From: Jonathan Lewis <jonathan_at_jlcomp.demon.co.uk>
Date: Wed, 31 Mar 2004 17:21:13 +0000 (UTC)
Message-ID: <c4eum8$4l5$1@sparta.btinternet.com>

Note in-line.

-- 
Regards

Jonathan Lewis
http://www.jlcomp.demon.co.uk

The Co-operative Oracle Users' FAQ
http://www.jlcomp.demon.co.uk/faq/ind_faq.html

April 2004 Iceland  http://www.index.is/oracleday.php
June  2004      UK - Optimising Oracle Seminar


"Ed Stevens" <ed.stevens_at_comcast.net> wrote in message
news:1512dfb8.0403310828.7c4cec55_at_posting.google.com...
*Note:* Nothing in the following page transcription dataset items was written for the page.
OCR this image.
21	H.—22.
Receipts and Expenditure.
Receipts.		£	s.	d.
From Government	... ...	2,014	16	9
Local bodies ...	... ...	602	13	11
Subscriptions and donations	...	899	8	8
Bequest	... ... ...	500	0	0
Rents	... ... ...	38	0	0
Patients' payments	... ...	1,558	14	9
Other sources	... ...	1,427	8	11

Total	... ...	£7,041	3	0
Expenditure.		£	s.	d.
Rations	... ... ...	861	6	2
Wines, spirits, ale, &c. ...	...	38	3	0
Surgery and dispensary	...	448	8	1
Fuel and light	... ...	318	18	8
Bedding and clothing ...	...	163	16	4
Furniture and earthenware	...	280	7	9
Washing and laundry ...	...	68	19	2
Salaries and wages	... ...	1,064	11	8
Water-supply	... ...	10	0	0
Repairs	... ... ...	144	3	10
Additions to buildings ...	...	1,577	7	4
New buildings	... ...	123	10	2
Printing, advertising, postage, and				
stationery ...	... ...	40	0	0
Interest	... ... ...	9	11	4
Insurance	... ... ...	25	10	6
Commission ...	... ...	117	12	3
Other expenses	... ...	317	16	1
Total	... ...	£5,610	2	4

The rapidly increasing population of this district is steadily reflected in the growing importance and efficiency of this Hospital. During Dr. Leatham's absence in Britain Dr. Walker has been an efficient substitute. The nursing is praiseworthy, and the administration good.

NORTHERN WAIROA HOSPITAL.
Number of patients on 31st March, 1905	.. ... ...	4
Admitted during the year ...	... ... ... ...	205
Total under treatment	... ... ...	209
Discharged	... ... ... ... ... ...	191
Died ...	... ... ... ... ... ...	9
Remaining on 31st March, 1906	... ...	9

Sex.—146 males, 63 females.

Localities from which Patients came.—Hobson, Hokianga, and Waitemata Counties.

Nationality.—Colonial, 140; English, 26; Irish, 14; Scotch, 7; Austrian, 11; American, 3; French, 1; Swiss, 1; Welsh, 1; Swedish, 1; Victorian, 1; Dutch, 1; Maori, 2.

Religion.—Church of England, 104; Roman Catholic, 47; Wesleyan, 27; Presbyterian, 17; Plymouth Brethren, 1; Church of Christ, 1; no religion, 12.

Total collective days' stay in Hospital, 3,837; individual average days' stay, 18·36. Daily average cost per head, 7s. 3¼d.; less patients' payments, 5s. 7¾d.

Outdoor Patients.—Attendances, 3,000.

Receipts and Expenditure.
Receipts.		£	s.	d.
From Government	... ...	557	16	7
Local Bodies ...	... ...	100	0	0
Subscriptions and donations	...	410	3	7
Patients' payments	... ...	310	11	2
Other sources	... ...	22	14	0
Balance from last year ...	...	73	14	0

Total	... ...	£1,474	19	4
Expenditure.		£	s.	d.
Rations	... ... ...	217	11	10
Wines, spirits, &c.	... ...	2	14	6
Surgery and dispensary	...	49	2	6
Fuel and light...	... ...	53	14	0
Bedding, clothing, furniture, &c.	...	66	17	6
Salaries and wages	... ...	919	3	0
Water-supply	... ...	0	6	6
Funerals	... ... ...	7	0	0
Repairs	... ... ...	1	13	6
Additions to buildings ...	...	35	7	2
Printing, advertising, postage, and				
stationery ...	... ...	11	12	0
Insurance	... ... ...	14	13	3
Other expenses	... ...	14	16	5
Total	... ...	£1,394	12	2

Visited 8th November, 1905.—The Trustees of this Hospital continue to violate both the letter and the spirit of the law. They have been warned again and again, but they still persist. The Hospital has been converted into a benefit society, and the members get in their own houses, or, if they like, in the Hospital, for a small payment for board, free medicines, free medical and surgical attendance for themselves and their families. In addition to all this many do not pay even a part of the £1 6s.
> "(Of course, you may have created data where the first row, when
> ordered by pk, was not the first row in the table - but I'm assuming
> you didn't)."
>
> Why would you assume that?
>
Because to start with I assumed you were smart enough to have worked the answer out for yourself if that had been the problem. Then the moment I hit SEND I realised that it was irrelevant anyway, but didn't bother to send a correction. I took 'lowest' to mean 'appearing first in the output' for just long enough to add the final unnecessary comment.
> Actually, that gets to what I was trying to prove out when I noticed
> the "unaccounted for" blocks. (Another 'animated discussion' with my
> partner.) The table was loaded with a series of INSERTs inside a loop,
> using the random function to populate the PK. At that point, a SELECT
> . . ORDER BY block, row showed that the PK was scattered randomly
> across the blocks. I then did an exp/imp and then SELECT . . . ORDER
> BY prim_key. My partner said he knew "for a fact" that the import
> would physically sequence the rows by PK. (as if that meant
> anything). Unless I missed something, the rows were just as randomly
> distributed after the import as before.
>
In general they ought to be. For most of the last N years, exp has just done a 'select * from table' to export the data, and that isn't likely to use the PK to re-arrange the data. It's probably possible to make it happen in more recent versions of Oracle if the table has become sparse, and you use the option for adding a WHERE clause to the export that makes Oracle walk the PK index to reach the data because the CBO says that's the cheapest option.